Squamous Cell Carcinoma (SCC):
About 16% of diagnosed skin cancers are SCC. This cancer begins in the squamous cells, which are found in the upper layer of the epidermis. About 200,000 cases are diagnosed ever year. SCC tends to develop in fair-skinned middle-aged and elderly people who have had long-term sun exposure. It most often appears as a crusted or scaly area of skin with a red inflamed base that resembles a growing tumour, non-healing ulcer, or crusted-over patch of skin. While most commonly found on sun-exposed areas of the body, it can develop anywhere, including the inside of the mouth and the genitalia. SCC may arise from actinic keratoses, which are dry, scaly lesions that may be skin-coloured, reddish-brown or yellowish-black. SCC requires early treatment to prevent metastasis (spreading).

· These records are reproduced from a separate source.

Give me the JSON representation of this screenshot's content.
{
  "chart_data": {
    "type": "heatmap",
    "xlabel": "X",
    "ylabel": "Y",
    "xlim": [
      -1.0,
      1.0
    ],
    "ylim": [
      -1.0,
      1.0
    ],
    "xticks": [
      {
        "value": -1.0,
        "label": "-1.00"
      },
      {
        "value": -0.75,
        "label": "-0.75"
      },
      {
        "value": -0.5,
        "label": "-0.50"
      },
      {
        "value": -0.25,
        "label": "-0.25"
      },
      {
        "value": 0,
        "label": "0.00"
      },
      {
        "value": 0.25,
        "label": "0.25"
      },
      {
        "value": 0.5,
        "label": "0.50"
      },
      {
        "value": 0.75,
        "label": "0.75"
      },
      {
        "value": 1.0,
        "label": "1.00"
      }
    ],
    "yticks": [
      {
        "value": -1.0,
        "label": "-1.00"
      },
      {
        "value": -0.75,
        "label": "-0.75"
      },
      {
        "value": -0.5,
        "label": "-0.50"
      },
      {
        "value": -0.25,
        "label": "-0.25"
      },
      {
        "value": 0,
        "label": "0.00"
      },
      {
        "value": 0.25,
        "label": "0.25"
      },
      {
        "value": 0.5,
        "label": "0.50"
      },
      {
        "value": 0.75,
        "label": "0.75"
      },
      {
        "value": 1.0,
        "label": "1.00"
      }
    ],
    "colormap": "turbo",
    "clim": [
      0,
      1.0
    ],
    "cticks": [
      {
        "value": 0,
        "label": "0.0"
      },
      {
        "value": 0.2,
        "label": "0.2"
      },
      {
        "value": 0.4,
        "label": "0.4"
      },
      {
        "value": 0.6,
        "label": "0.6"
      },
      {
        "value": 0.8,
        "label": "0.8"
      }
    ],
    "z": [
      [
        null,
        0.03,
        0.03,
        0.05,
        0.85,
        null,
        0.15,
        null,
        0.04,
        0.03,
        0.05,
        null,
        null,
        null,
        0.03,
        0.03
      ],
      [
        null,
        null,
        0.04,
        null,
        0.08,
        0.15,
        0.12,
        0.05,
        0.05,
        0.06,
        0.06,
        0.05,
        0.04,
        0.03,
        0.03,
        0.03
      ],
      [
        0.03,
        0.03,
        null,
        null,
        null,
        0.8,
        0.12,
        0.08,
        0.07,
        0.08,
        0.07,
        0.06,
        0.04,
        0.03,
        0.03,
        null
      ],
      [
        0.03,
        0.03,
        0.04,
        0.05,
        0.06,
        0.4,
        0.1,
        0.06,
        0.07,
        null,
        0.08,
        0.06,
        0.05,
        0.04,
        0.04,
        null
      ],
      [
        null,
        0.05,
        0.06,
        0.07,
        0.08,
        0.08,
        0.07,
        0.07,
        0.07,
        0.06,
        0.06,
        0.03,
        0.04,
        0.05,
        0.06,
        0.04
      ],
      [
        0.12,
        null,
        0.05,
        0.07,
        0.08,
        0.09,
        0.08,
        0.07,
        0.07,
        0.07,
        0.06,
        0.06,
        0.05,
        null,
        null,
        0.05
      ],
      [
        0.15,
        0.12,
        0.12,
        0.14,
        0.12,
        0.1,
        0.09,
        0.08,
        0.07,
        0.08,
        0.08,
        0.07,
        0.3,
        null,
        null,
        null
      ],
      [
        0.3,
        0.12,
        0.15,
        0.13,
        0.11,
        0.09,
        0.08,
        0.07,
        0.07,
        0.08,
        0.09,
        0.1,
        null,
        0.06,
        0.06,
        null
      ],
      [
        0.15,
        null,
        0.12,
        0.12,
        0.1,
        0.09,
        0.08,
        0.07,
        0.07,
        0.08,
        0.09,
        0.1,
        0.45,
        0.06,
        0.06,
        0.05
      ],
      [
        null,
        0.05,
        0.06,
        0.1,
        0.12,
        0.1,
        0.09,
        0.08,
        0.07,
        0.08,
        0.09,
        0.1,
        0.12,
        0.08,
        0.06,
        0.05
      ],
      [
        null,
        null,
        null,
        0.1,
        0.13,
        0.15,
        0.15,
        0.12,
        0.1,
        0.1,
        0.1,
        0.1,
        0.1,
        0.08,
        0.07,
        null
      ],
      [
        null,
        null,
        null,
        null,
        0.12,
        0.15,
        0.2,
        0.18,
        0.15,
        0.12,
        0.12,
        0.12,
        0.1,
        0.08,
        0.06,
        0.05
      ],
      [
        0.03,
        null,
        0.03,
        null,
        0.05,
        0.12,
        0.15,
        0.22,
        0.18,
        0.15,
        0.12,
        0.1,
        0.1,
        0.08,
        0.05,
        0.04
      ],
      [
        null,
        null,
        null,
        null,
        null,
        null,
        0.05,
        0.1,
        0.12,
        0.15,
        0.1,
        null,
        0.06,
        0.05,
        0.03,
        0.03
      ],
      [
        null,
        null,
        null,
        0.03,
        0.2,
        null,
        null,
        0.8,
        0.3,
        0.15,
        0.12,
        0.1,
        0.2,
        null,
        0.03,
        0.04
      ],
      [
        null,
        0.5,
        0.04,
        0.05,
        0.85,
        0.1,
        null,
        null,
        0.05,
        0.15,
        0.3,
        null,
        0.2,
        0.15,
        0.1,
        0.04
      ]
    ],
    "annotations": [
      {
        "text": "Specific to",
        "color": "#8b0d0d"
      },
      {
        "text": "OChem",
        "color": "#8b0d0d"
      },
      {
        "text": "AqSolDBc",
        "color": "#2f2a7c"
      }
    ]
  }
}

These precancerous growth (actinic keratosis) and Bowen’s disease have the potential risk to progress onto skin cancer (SCC) – to prevent this from happening a number of treatments are available to limit the risk by removing these growths. These include topical therapy, phototherapy and surgical options. To limit these from coming back once treated you should adequate amount of sun block of at least SPF 15 or more applied regularly.

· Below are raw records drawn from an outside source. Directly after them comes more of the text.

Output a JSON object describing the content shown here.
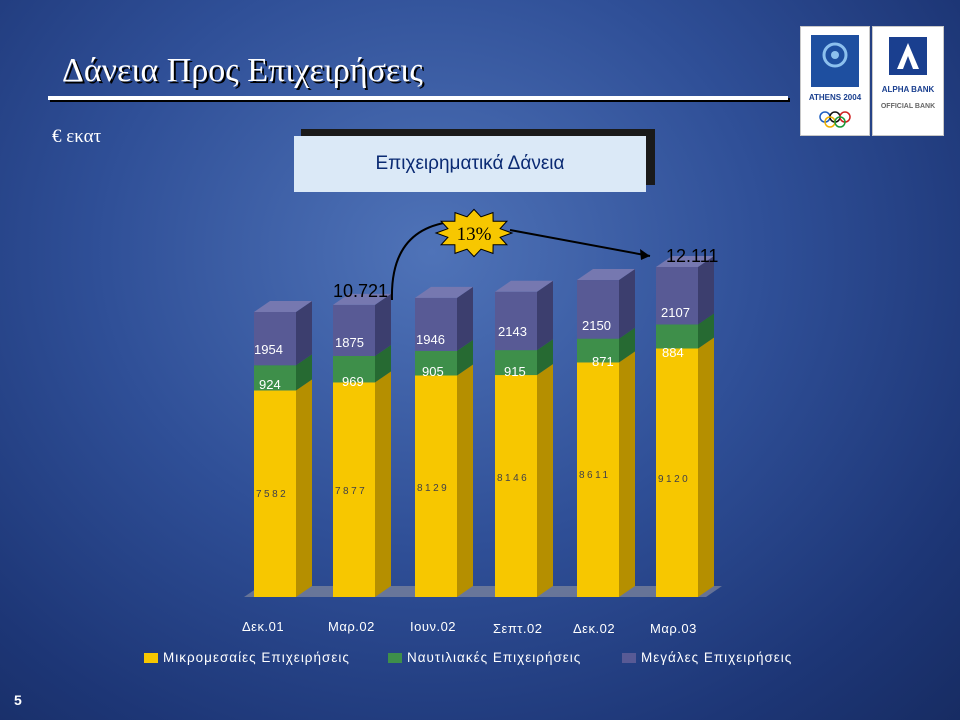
{
  "slide": {
    "title": "Δάνεια Προς Επιχειρήσεις",
    "unit_label": "€ εκατ",
    "chart_title": "Επιχειρηματικά Δάνεια",
    "page_number": "5",
    "logos": {
      "athens": "ATHENS 2004",
      "alpha_bank": "ALPHA BANK",
      "official_bank": "OFFICIAL BANK"
    }
  },
  "colors": {
    "small_medium": "#f7c700",
    "shipping": "#3e8f4a",
    "large": "#585a95",
    "growth_badge": "#f7c700"
  },
  "chart_data": {
    "type": "bar",
    "stacked": true,
    "categories": [
      "Δεκ.01",
      "Μαρ.02",
      "Ιουν.02",
      "Σεπτ.02",
      "Δεκ.02",
      "Μαρ.03"
    ],
    "series": [
      {
        "name": "Μικρομεσαίες Επιχειρήσεις",
        "values": [
          7582,
          7877,
          8129,
          8146,
          8611,
          9120
        ]
      },
      {
        "name": "Ναυτιλιακές Επιχειρήσεις",
        "values": [
          924,
          969,
          905,
          915,
          871,
          884
        ]
      },
      {
        "name": "Μεγάλες Επιχειρήσεις",
        "values": [
          1954,
          1875,
          1946,
          2143,
          2150,
          2107
        ]
      }
    ],
    "series_labels": [
      [
        "7582",
        "7877",
        "8129",
        "8146",
        "8611",
        "9120"
      ],
      [
        "924",
        "969",
        "905",
        "915",
        "871",
        "884"
      ],
      [
        "1954",
        "1875",
        "1946",
        "2143",
        "2150",
        "2107"
      ]
    ],
    "annotations": [
      {
        "text": "10.721",
        "category": "Μαρ.02"
      },
      {
        "text": "12.111",
        "category": "Μαρ.03"
      },
      {
        "text": "13%",
        "type": "growth-badge"
      }
    ],
    "legend": [
      "Μικρομεσαίες Επιχειρήσεις",
      "Ναυτιλιακές Επιχειρήσεις",
      "Μεγάλες Επιχειρήσεις"
    ],
    "legend_position": "bottom",
    "grid": false,
    "ylim": [
      0,
      12111
    ]
  }
}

Accounting for about 4% of all diagnosed skin cancers, melanoma begins in the melanocytes, cells within the epidermis that give skin its colour. by producing the skin's melanin.

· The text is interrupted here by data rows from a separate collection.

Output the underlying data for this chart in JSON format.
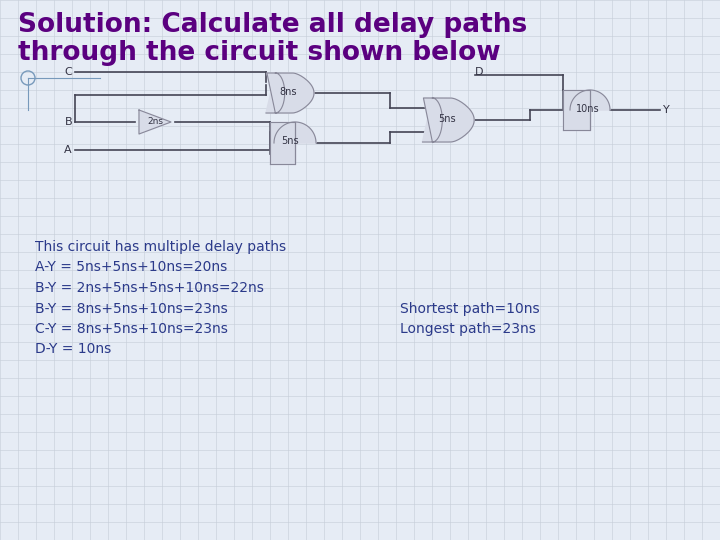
{
  "title_line1": "Solution: Calculate all delay paths",
  "title_line2": "through the circuit shown below",
  "title_color": "#5B0080",
  "bg_color": "#E6ECF5",
  "grid_color": "#C5CDD8",
  "text_lines": [
    "This circuit has multiple delay paths",
    "A-Y = 5ns+5ns+10ns=20ns",
    "B-Y = 2ns+5ns+5ns+10ns=22ns",
    "B-Y = 8ns+5ns+10ns=23ns",
    "C-Y = 8ns+5ns+10ns=23ns",
    "D-Y = 10ns"
  ],
  "right_text_lines": [
    "Shortest path=10ns",
    "Longest path=23ns"
  ],
  "text_color": "#2B3A8A",
  "gate_fill": "#D8DCE8",
  "gate_outline": "#888899",
  "wire_color": "#444455",
  "label_color": "#333344"
}
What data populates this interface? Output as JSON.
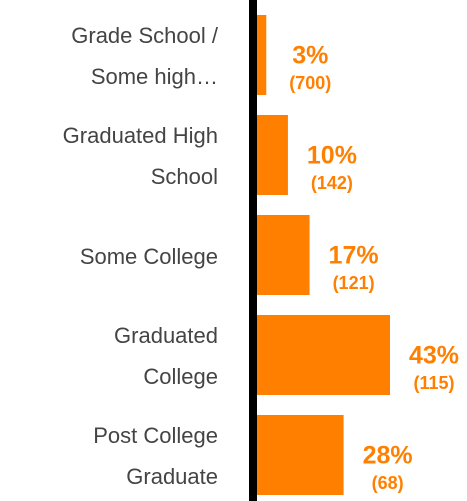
{
  "chart_data": {
    "type": "bar",
    "orientation": "horizontal",
    "categories": [
      [
        "Grade School /",
        "Some high…"
      ],
      [
        "Graduated High",
        "School"
      ],
      [
        "Some College"
      ],
      [
        "Graduated",
        "College"
      ],
      [
        "Post College",
        "Graduate"
      ]
    ],
    "values": [
      3,
      10,
      17,
      43,
      28
    ],
    "value_labels": [
      "3%",
      "10%",
      "17%",
      "43%",
      "28%"
    ],
    "count_labels": [
      "(700)",
      "(142)",
      "(121)",
      "(115)",
      "(68)"
    ],
    "color": "#ff8000"
  }
}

Melanoma has been coined “the most lethal form of skin cancer” because it can rapidly spread to the lymph system and internal organs. With early detection and proper treatment, the cure rate for melanoma is about 95%. Once its spreads, the prognosis is poor. Melanoma most often develops in a pre-existing mole or looks like a new mole, which is why it is important for people to know what their moles look like and be able to detect changes to existing moles and spot new moles.
Sun exposure is the leading cause of skin cancer. According to the American Cancer Society, “Many of the more than 1 million skin cancers diagnosed each year could be prevented with protection from the sun’s rays.” Scientists now know that exposure to the sun’s ultraviolet (UV) rays damages DNA in the skin. The body can usually repair this damage before gene mutations occur and cancer develops. When a person’s body cannot repair the damaged DNA, which can occur with cumulative sun exposure, cancer develops.
In some cases, skin cancer is an inherited condition. Between 5% and 10% of melanomas develop in people with a family history of melanoma.
Who Gets Skin Cancer?
Skin cancer develops in people of all colours, from the palest to the darkest. However, skin cancer is most likely to occur in those who have fair skin, light-coloured eyes, blonde or red hair, a tendency to burn or freckle when exposed to the sun, and a history of sun exposure. Anyone with a family history of skin cancer also has an increased risk of developing skin cancer. In dark-skinned individuals, melanoma most often develops on non-sun-exposed areas, such as the foot, underneath nails, and on the mucous membranes of the mouth, nasal passages, or genitals. Those with fair skin also can have melanoma develop in these areas.
Prevention and Early Detection Key
Sun protection can significantly decrease a person’s risk of developing skin cancer. Sun protection practices include staying out of the sun between 10am and 4pm when the rays are strongest, applying a broad-spectrum (offers UVA and UVB protection) sunscreen with a Sun Protection Factor (SPF) of 15 or higher year-round to all exposed skin, and wearing a protective clothing, such as a wide-brimmed hat and sunglasses when outdoors.